You'd be right, K. This is essentially what I want to do:

'

LV =~ x1 + x2 + x3

y ~ LV

'

After some re-scaling, the means of x1, x2, x3 are 1.7, 0.3237, and 17.47. What I don't get is how will having the loading of either x1, x2, or x3 fixed to one affect the latent variable differently (or fixing the factor variance) and affect the structural part of the model? 

Thanks again

[Harya S. Dillon]

 Why not simply y ~ x1+x2+x3 ?

---

From: TRM [mailto: thomas.r...@gmail.com]
Sent: Tuesday, July 29, 2014 10:13 AM (PST)
To: lavaan

Subject: Re: Question on Latent Variable Indicators

[Edward Rigdon]

TRM—

     In a simple case of a single group and a well-fitting model, the differences are a matter of the unstandardized parameter estimates.  Remember that the formula for a simple regression coefficient is:

 

b = covariance (X,Y) / variance (X)

 

So anything that affects the variance of X or the covariance of X and Y (two factors, say) will affect the value of b.  You can also write this as:

 

b = correlation(X,Y) x stdev(Y) / stdev(X)

 

if that clarifies the impact of the scale of Y and X on b.

     So if we directly set the variance of factor X or factor Y to a different value, we also set stdev(X) or stdev(Y) and thus affect b.

     For the other approach, assume we have an exclusive reflective indicator of factor X, called x1, and the equation is:

 

x1 = 0 + loading x X + e

 

So I am setting the intercept for x1 to 0.  Otherwise, the arithmetic is more involved.  If factor X and e are orthogonal (the usual regression assumption), then we also have:

 

Variance(x1) = loading ^2 x variance(X) + variance(e)

 

If we fix this loading to 1, then it becomes:

 

Variance(x1) = variance(X) + variance(e)

 

Which also implies:

 

Variance(X) = variance(x1) - variance(e)

Now variance(x1) is fixed in the data.  So fixing the loading to 1 constraints variance(X) to be the difference between variance(x1) and variance(e).  If different indicators have different variances, or even just different error variances, then setting different loadings to 1 will lead to different variances for the factor.

 

--Ed Rigdon

 

 

From: lav...@googlegroups.com [mailto:lav...@googlegroups.com] On Behalf Of TRM
Sent: Tuesday, July 29, 2014 1:13 PM
To: lav...@googlegroups.com
Subject: Re: Question on Latent Variable Indicators

 

Thanks K and Ed

--

[Alex Schoemann]

I can't beat Ed's reply (in fact I'll probably use some of that explanation next time I teach my SEM class).
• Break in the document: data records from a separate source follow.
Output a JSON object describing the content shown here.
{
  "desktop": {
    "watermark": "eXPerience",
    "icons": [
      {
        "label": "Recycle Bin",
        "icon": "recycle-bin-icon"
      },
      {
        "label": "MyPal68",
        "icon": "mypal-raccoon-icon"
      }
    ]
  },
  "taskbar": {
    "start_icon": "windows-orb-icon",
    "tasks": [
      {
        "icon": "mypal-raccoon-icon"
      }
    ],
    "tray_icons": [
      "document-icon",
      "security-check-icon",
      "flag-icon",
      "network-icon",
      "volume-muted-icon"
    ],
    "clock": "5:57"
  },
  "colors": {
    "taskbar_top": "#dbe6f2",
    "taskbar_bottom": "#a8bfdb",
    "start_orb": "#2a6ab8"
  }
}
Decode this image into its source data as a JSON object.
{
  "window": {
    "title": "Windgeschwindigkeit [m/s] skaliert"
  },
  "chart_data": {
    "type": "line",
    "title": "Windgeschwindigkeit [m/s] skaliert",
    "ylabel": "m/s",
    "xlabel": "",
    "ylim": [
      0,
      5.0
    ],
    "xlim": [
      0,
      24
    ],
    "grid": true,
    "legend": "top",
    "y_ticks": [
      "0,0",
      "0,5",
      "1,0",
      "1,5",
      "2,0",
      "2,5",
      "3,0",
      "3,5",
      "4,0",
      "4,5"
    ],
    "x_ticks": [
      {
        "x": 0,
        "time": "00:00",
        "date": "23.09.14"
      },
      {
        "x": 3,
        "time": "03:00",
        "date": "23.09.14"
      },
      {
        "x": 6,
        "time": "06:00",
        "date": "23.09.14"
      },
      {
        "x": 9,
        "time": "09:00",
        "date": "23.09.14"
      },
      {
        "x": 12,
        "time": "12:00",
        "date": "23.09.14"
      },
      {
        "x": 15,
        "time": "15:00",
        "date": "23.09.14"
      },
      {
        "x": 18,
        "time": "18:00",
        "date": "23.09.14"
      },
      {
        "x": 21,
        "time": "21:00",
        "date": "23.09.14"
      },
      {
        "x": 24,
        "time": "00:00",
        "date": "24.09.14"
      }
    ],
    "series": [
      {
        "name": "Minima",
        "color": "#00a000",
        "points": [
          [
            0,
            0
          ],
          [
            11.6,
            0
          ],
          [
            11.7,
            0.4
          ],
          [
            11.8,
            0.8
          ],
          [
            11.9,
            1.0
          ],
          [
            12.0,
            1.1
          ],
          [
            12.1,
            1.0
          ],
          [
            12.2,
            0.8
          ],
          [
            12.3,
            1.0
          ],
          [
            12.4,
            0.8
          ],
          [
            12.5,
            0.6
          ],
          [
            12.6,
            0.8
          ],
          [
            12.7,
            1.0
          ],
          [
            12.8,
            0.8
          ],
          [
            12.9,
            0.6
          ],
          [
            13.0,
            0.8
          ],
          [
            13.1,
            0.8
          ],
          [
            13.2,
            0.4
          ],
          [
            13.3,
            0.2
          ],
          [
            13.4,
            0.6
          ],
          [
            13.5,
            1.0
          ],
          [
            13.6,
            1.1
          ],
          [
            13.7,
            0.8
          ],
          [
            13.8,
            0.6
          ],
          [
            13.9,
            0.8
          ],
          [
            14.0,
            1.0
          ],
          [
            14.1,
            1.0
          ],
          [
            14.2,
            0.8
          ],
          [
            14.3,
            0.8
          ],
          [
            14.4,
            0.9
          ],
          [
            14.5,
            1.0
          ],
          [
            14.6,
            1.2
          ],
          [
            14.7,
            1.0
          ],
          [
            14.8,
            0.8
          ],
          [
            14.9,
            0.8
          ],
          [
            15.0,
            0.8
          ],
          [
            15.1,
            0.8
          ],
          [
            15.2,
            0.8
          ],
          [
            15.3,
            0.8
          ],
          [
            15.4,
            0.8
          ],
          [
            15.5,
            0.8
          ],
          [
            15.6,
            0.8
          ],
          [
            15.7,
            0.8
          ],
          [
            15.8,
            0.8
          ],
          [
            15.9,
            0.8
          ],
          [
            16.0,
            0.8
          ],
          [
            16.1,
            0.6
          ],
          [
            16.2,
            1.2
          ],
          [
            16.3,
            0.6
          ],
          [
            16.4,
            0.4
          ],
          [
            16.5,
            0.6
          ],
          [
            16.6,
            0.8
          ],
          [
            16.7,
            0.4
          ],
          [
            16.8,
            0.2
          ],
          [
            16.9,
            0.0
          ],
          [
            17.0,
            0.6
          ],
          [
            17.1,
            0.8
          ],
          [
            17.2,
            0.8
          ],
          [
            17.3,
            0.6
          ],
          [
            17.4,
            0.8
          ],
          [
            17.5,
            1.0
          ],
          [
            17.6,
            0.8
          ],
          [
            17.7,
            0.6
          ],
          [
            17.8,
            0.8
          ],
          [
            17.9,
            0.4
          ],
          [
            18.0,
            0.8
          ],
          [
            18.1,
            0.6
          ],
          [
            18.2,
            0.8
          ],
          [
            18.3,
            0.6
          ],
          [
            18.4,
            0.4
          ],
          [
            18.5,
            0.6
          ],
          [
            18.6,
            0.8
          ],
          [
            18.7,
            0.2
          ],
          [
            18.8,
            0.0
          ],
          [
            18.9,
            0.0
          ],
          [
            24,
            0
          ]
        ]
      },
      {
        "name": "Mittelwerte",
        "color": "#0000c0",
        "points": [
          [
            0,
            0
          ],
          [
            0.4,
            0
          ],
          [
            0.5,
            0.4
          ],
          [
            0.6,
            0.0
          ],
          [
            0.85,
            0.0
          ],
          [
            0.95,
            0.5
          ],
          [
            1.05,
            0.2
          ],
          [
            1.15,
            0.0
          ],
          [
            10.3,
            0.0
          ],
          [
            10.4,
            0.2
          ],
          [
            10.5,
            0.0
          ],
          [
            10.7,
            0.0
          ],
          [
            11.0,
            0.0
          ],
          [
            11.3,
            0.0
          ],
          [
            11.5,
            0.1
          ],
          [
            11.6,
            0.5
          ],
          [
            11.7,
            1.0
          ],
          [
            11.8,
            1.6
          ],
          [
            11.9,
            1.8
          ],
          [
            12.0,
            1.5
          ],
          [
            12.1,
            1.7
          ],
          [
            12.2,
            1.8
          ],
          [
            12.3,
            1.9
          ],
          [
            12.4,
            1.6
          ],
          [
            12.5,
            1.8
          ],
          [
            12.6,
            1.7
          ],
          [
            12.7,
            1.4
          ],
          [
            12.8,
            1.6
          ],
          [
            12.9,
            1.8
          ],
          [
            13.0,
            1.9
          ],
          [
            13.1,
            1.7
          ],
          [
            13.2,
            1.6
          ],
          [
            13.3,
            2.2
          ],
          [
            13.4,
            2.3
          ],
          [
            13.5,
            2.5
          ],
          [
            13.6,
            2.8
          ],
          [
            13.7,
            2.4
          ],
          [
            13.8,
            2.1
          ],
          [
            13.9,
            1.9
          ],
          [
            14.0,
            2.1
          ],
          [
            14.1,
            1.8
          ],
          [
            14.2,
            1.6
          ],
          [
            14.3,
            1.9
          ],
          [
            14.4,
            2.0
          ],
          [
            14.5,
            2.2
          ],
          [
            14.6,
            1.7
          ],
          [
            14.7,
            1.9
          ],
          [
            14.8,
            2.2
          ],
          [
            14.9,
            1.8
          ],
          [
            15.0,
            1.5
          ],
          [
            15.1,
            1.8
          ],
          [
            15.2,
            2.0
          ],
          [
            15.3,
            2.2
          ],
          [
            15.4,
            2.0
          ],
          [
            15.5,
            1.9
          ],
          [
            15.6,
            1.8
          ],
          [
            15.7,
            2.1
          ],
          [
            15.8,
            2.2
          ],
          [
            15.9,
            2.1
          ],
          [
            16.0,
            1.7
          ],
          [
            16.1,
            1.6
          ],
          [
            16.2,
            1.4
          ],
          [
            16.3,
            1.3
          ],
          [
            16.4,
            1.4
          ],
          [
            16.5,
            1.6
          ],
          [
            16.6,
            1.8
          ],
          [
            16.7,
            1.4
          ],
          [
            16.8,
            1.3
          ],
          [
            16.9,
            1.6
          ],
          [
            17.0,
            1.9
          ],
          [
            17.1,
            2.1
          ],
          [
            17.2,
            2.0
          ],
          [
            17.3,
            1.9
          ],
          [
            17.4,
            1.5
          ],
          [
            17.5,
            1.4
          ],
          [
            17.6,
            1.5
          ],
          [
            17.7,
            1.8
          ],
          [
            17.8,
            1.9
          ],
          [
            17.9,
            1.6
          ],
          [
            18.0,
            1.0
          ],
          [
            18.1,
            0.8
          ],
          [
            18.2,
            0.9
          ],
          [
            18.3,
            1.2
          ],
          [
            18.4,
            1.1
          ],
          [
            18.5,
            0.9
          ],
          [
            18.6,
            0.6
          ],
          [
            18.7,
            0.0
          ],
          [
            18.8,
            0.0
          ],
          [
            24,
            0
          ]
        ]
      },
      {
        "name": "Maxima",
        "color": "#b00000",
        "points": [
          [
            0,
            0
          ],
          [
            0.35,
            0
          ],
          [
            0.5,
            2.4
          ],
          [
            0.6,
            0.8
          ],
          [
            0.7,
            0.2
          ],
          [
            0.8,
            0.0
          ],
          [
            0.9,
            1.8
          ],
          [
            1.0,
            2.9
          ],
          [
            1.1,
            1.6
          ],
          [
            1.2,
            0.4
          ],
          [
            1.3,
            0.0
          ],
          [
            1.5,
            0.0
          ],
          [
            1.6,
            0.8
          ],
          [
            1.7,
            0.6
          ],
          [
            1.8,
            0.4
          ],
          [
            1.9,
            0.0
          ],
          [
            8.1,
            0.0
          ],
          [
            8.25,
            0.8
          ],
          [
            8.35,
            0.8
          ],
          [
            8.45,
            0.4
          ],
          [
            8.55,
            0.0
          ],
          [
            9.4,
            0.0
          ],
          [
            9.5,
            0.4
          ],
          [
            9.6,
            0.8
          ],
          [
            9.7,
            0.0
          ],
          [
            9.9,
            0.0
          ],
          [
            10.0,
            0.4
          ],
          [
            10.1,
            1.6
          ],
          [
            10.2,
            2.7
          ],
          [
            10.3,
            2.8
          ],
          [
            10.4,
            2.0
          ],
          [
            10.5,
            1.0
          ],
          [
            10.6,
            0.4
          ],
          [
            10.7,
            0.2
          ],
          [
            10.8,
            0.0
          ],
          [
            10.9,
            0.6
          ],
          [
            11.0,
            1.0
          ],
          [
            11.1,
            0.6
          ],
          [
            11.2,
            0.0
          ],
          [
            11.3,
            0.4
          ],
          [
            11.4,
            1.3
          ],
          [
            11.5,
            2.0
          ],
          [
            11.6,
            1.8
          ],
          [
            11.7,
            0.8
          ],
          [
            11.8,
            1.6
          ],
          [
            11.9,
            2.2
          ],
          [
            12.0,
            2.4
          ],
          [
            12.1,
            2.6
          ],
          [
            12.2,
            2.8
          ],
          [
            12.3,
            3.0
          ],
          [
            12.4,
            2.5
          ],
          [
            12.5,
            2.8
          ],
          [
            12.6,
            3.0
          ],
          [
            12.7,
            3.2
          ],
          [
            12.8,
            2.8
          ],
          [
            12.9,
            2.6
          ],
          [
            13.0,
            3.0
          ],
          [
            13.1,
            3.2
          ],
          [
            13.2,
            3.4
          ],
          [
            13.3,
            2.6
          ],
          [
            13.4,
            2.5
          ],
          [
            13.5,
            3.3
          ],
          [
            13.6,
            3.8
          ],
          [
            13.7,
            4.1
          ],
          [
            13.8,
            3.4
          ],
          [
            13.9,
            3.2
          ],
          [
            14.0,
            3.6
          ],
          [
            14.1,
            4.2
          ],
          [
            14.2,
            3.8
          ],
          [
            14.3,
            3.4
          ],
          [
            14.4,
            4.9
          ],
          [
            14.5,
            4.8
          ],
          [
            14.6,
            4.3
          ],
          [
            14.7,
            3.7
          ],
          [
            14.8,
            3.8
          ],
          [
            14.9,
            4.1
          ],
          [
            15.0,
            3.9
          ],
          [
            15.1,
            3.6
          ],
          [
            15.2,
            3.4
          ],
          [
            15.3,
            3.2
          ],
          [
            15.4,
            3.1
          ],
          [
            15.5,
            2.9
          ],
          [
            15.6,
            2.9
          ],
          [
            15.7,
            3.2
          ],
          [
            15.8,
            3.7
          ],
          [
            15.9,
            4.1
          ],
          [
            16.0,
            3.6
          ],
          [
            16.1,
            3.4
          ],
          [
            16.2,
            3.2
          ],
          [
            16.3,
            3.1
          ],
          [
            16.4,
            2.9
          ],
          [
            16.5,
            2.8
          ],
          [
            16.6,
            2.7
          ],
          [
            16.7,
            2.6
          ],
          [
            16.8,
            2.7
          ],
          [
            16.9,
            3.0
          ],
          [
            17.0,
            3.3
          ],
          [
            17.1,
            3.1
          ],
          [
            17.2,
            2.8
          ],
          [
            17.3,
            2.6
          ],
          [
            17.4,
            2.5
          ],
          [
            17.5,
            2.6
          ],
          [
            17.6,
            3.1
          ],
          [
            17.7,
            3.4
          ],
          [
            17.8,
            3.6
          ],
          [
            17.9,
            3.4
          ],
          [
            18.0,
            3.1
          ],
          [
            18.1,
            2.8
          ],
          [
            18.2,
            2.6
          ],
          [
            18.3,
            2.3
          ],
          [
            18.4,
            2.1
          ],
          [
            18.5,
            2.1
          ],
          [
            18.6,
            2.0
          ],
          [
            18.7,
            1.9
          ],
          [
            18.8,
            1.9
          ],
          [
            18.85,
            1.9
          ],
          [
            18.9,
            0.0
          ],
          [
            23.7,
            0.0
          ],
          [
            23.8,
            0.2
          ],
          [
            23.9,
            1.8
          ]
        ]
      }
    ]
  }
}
I'll also point out that different methods of scale setting can affect tests of parameters (using the Wald statistic). If you're concerned about this (or even if you're not) I recommend looking at Gonzalez & Griffin (2001).

Alex

Gonzalez, R., & Griffin, D. (2001). Testing parameters in structural equation modeling: every" one" matters. Psychological Methods, 6(3), 258.

[Edward Rigdon]

     And you can go back further, to Lawley and Maxwell’s (1967) book, which highlighted the biased standard errors that can come from standardizing factors (in ML estimation), and recommended the standard fix.

 

Lawley, D.N., Maxwell, A.E. (1967), Factor analysis as a statistical method.  London:  Butterworths.

 

Some packages now incorporate the fix, but I still recommend scaling by fixing loadings.

     Roger Millsap has written about issues that arise with constraints across factors, and other issues arise with constraints across groups, as with invariance testing.

--Ed Rigdon